The study surveyed 1,000 U.S. consumers on the topic, and 15 percent of those surveyed were “very aware” of the environmental impact of their food choices, 65 percent were “somewhat aware,” while 20 percent were “not aware.” The majority of those surveyed want to adopt vegetarian or vegan diets, and about half of those surveyed worry that eco-friendly foods are too costly.
What is better for the environment, a Climatarian, Climavore, or vegan diet?
The Climatarian website itself states: “If you want to choose the best diet for the planet go vegan … There is no question that a plant-based diet has the lowest climate impact.”
A landmark 2018 study by the University of Oxford made the same conclusion. This advice certainly makes sense, as animal products have been proven to use far more land, water, and emissions than pretty much all plant-based foods.
That said, there is no need to pit the Climatarian and plant-based diets against each other — instead, those who care about reducing their environmental impact should consider incorporating both Climatarianism and veganism into their lifestyles.

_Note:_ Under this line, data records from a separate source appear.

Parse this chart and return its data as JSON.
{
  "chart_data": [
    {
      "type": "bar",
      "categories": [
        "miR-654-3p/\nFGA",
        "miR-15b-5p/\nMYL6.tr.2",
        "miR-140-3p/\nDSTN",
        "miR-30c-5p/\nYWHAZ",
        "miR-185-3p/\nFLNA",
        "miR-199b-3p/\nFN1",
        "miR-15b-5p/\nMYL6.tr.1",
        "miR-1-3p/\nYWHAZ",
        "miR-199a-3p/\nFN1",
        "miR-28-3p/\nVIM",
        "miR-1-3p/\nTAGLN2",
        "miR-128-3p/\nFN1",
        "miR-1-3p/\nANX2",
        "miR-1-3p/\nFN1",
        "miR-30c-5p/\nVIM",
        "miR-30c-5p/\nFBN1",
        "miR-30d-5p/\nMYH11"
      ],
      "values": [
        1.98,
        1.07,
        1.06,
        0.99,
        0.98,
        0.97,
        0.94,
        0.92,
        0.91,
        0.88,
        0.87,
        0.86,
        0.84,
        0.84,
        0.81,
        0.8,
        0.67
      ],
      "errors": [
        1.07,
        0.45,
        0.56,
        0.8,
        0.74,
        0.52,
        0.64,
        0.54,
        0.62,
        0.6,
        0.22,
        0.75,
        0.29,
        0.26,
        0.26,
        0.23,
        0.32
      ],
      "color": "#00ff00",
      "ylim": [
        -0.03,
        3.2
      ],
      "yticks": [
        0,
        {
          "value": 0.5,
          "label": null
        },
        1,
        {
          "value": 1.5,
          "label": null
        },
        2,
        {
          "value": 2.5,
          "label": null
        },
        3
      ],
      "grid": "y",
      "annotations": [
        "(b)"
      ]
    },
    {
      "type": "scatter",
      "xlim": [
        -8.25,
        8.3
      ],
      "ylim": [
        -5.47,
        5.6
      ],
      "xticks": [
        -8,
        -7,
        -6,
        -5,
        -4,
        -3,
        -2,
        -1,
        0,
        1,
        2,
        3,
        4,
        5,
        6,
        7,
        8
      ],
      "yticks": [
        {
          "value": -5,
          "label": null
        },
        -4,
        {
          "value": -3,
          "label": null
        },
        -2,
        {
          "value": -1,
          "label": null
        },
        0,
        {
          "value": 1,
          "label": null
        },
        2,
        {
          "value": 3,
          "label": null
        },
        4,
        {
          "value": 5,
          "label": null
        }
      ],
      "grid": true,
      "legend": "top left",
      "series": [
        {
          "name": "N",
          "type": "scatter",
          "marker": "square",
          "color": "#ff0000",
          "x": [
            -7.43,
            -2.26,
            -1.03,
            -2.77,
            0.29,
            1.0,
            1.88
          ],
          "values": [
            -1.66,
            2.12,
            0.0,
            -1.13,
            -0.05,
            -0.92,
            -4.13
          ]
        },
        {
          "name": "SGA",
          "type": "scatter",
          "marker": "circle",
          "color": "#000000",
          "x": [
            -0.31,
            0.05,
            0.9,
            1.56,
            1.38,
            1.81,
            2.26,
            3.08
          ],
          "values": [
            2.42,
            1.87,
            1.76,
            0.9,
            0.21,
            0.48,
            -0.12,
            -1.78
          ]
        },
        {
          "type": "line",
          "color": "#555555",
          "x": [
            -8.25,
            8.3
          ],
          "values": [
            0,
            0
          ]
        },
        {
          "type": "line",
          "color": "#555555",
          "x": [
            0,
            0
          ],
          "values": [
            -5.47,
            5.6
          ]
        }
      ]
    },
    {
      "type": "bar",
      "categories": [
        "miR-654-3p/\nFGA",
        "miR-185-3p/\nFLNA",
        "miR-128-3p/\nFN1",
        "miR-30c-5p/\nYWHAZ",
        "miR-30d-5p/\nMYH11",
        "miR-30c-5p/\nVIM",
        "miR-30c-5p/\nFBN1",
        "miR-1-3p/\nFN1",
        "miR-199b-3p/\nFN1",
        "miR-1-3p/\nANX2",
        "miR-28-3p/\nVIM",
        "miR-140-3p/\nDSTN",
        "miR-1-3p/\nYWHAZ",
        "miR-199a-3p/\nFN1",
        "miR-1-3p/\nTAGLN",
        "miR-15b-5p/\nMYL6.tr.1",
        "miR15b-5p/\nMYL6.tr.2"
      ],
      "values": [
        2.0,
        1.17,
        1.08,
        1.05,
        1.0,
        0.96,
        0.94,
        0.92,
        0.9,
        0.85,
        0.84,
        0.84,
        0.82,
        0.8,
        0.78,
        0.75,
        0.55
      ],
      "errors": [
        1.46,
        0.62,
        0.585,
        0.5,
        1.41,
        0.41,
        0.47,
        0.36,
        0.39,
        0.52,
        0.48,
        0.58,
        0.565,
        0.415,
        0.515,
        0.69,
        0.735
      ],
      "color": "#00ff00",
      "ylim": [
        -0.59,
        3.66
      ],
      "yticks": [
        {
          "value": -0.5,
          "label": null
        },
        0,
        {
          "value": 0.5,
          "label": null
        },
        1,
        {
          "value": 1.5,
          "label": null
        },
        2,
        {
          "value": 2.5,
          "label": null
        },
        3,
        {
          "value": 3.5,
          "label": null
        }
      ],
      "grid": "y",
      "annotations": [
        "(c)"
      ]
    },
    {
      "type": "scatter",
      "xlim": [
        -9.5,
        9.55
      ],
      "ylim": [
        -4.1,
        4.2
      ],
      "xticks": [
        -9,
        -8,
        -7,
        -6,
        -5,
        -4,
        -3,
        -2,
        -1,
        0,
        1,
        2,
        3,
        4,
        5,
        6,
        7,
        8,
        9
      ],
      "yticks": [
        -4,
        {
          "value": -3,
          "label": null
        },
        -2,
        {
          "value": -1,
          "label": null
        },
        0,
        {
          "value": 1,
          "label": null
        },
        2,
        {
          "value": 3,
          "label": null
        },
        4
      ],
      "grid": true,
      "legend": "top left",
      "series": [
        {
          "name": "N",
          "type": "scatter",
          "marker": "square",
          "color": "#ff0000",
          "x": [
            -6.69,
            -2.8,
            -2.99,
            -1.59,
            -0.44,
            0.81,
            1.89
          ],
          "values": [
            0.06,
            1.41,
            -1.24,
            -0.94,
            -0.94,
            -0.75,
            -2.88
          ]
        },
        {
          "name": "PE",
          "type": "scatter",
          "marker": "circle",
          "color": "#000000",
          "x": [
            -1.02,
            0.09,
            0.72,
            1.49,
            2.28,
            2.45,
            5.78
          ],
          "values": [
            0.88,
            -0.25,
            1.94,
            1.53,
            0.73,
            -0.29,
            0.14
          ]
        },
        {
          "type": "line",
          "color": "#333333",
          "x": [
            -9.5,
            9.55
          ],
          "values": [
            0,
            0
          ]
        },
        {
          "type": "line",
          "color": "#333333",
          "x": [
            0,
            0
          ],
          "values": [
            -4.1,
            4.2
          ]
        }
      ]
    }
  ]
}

For instance, popular sustainability YouTuber Shelbi Orme, aka Shelbizleee, identifies as a Climatarian. Orme aims to follow most of the guidelines set out by the organization, such as buying zero-waste groceries, cooking from scratch, and growing her own produce — and for that reason, her Climatarian diet happens to be almost entirely plant-based.
“I try to eat a diet that is best for the planet, in terms of resource use, like water, land, greenhouse gas emissions…” Orme explained in a recent video, in which she showed “what a ‘Climatarian’ actually eats in a day,” in which everything she ate was vegan.
Basically, vegans who want to further reduce their environmental impacts could stand to incorporate a few tips from Climatarians, and Climatarians could certainly learn a few things from plant-based eaters.